On the feed I told Mensah what I needed her to do. She didn’t ask questions. She’d been watching my field camera, and she knew by now what we were dealing with. She tapped back to acknowledge me, then said aloud on the comm, “SecUnit, I want you to hold your position until I get there.”
I said, “Yes, Dr. Mensah,” and eased back out of the hatch. I moved fast, back to the security ready room.
It was nice having a human smart enough to work with like this.
Our model of habitat didn’t have it but on these bigger ones there’s a roof access and my outside drones had a good view of it.
I climbed the ladder up to the roof hatch and popped it. The armor’s boots have magnetized climbing clamps, and I used them to cross over the curving roofs to the third habitat and then
around to the second, coming up on them from behind.

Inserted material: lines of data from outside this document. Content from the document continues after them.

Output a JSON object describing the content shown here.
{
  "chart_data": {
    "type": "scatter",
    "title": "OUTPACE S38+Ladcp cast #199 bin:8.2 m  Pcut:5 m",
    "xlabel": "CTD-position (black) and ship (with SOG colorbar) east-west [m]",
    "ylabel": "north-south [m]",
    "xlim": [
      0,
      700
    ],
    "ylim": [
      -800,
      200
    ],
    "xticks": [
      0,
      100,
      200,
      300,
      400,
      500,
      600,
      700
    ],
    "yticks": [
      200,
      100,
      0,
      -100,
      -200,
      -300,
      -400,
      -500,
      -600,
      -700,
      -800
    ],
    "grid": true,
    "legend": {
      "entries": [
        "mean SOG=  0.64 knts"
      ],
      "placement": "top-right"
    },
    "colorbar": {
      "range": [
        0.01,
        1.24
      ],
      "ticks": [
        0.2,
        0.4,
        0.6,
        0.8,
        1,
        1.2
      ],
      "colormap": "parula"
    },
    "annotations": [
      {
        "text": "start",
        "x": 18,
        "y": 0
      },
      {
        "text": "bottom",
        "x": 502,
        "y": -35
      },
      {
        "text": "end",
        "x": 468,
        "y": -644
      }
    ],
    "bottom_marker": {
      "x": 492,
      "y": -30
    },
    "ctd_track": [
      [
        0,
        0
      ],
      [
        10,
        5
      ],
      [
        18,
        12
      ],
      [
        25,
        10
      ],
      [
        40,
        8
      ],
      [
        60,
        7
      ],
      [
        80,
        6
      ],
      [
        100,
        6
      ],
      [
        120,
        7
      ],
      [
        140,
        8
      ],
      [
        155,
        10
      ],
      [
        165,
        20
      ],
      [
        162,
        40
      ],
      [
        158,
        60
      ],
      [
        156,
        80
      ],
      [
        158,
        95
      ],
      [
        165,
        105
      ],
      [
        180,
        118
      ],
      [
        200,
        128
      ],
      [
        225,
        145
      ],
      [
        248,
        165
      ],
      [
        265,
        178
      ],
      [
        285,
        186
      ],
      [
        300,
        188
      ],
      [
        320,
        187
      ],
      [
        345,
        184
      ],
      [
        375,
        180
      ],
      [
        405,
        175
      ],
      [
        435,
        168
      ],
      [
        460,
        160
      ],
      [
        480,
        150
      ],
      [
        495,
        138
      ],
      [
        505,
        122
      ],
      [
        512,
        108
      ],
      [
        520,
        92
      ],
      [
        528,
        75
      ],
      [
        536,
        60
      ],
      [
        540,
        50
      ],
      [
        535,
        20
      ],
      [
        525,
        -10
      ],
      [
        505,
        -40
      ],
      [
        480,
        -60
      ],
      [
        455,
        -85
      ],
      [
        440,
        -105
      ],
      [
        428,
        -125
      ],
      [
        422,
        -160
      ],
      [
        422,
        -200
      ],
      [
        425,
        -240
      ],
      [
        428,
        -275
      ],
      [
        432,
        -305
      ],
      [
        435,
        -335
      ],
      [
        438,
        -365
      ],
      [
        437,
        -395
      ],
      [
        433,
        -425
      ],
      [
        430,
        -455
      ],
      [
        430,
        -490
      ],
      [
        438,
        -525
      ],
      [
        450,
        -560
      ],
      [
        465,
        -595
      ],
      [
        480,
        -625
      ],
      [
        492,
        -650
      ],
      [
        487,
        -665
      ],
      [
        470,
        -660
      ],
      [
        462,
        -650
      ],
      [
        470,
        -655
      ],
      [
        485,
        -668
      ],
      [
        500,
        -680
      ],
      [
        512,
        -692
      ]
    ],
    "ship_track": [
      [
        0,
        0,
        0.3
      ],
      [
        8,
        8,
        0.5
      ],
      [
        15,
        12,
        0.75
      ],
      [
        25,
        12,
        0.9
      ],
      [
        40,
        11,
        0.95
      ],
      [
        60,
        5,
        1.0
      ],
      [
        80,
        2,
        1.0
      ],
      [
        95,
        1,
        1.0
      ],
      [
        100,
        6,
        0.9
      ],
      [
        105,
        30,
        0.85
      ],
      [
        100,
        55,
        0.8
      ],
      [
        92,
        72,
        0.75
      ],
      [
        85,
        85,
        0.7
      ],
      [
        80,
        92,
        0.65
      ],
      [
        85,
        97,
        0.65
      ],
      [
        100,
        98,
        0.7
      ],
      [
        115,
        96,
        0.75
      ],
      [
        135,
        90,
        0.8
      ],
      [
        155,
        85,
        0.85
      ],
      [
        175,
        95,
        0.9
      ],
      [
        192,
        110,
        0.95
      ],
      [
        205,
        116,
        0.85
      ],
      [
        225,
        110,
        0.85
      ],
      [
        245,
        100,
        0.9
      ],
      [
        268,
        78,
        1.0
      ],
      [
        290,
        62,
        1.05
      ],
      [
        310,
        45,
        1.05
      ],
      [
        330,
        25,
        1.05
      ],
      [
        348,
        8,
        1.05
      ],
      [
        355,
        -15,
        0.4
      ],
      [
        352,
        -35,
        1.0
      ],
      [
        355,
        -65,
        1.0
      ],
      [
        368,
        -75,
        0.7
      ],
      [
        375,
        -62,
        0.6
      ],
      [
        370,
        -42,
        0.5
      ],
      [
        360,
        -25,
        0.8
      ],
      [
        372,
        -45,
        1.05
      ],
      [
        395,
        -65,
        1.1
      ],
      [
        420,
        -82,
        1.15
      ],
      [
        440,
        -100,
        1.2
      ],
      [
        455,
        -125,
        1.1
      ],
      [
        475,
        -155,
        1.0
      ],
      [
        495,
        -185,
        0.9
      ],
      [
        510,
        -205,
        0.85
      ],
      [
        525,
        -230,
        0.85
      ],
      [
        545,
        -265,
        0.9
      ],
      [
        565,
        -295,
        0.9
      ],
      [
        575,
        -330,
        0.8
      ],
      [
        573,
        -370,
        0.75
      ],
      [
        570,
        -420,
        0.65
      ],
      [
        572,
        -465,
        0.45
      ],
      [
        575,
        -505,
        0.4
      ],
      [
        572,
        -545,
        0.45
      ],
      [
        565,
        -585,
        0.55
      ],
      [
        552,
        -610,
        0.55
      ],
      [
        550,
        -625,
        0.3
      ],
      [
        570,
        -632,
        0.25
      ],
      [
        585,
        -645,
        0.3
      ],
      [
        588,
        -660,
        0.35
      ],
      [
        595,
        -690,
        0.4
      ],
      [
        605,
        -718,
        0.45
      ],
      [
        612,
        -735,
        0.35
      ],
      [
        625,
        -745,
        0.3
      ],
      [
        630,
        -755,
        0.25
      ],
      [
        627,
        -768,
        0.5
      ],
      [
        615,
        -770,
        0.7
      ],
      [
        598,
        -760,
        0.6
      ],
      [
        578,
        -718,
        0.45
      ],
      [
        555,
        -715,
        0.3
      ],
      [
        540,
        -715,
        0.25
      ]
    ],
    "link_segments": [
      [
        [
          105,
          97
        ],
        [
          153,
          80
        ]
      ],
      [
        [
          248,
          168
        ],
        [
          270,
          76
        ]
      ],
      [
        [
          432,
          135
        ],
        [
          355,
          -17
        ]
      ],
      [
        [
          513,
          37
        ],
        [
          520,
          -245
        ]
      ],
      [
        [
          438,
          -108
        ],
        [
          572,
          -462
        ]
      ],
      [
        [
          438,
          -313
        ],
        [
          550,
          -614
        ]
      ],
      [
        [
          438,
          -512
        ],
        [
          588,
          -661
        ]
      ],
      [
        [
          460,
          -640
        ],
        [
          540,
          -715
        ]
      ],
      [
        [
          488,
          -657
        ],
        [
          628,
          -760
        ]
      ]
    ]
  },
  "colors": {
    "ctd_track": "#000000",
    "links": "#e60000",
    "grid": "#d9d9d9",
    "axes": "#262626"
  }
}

Even these two rogues wouldn’t be dumb enough to ignore the creaks if I took the quick route and walked over to their position.

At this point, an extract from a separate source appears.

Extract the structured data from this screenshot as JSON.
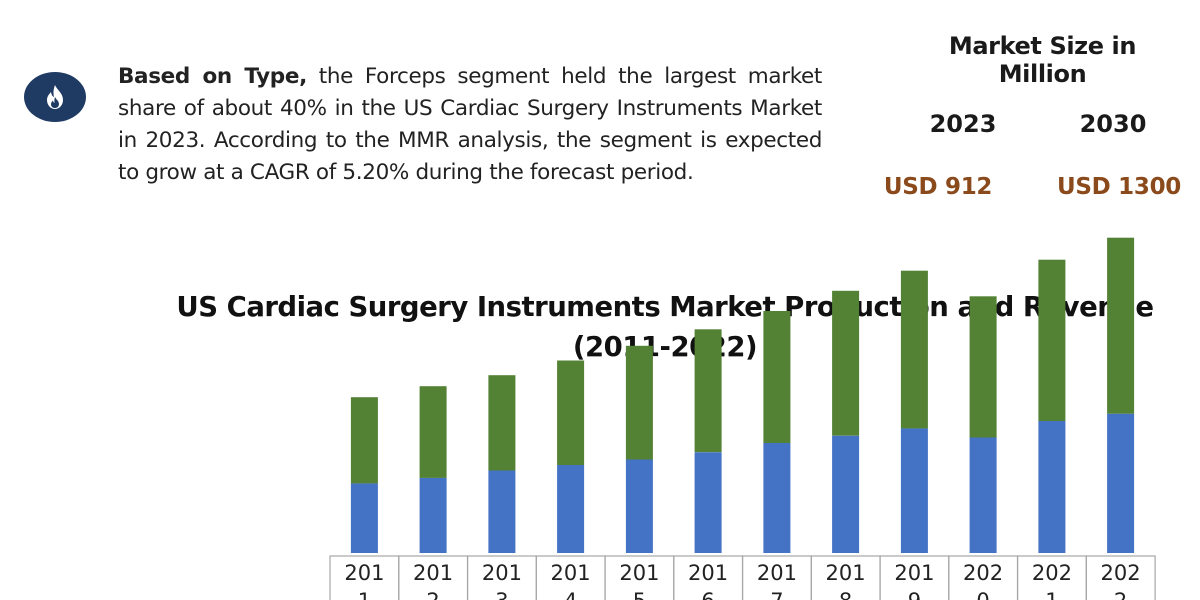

(They were not the sharpest murderbots, having cleaned the floor of the between-habitat corridor to cover the prints they had left when staging that body. It would have fooled somebody who hadn’t noticed all the other floors were covered with tracked-in dust.)
I opened the roof access for the second habitat and sent my drones ahead down into the Security ready room. Once they checked the unit cubicles and made sure nobody was home, I dropped down the ladder. A lot of their equipment was still there, including their drones. There was a nice box of new ones, but they were useless without the DeltFall HubSystem. Either it was really dead or doing a good imitation of it. I still kept part of my attention on it; if it came up suddenly and reactivated the security cameras, the rules of the game would change abruptly.
Keeping my drones with me, I took the inner corridor and moved silently past Medical’s blasted hatch. Three bodies were piled inside where the humans had tried to secure it and been trapped when their own SecUnits blew it open to slaughter them.
When I was close to the corridor with the hatch where both units were waiting for me and Dr. Mensah to come wandering in, I sent the drones around for a careful look. Oh yeah, there they were.
With no weapons on my drones, the only way to do this was to move fast. So I threw myself around the last corner, hit the opposite wall, crossed back and kept going, firing at their positions.
I hit the first one with three explosive bolts in the back and one in the faceplate as it turned toward me. It dropped. The other one I nicked in the arm, taking out the joint, and it made the mistake of switching its main weapon to its other hand, which gave me a couple of seconds. I switched to rapid fire to keep it off balance, then back to the explosive bolt. That dropped it.
I hit the floor, needing a minute to recover.
I had taken at least a dozen hits from both of their energy weapons while I was taking out the first one, but the explosive bolts had missed me, going past to tear up the corridor. Even with the armor, bits of me were going numb, but I had only taken three projectiles to the right shoulder, four to the left hip. This is how we fight: throw ourselves at each other and see whose parts give out first.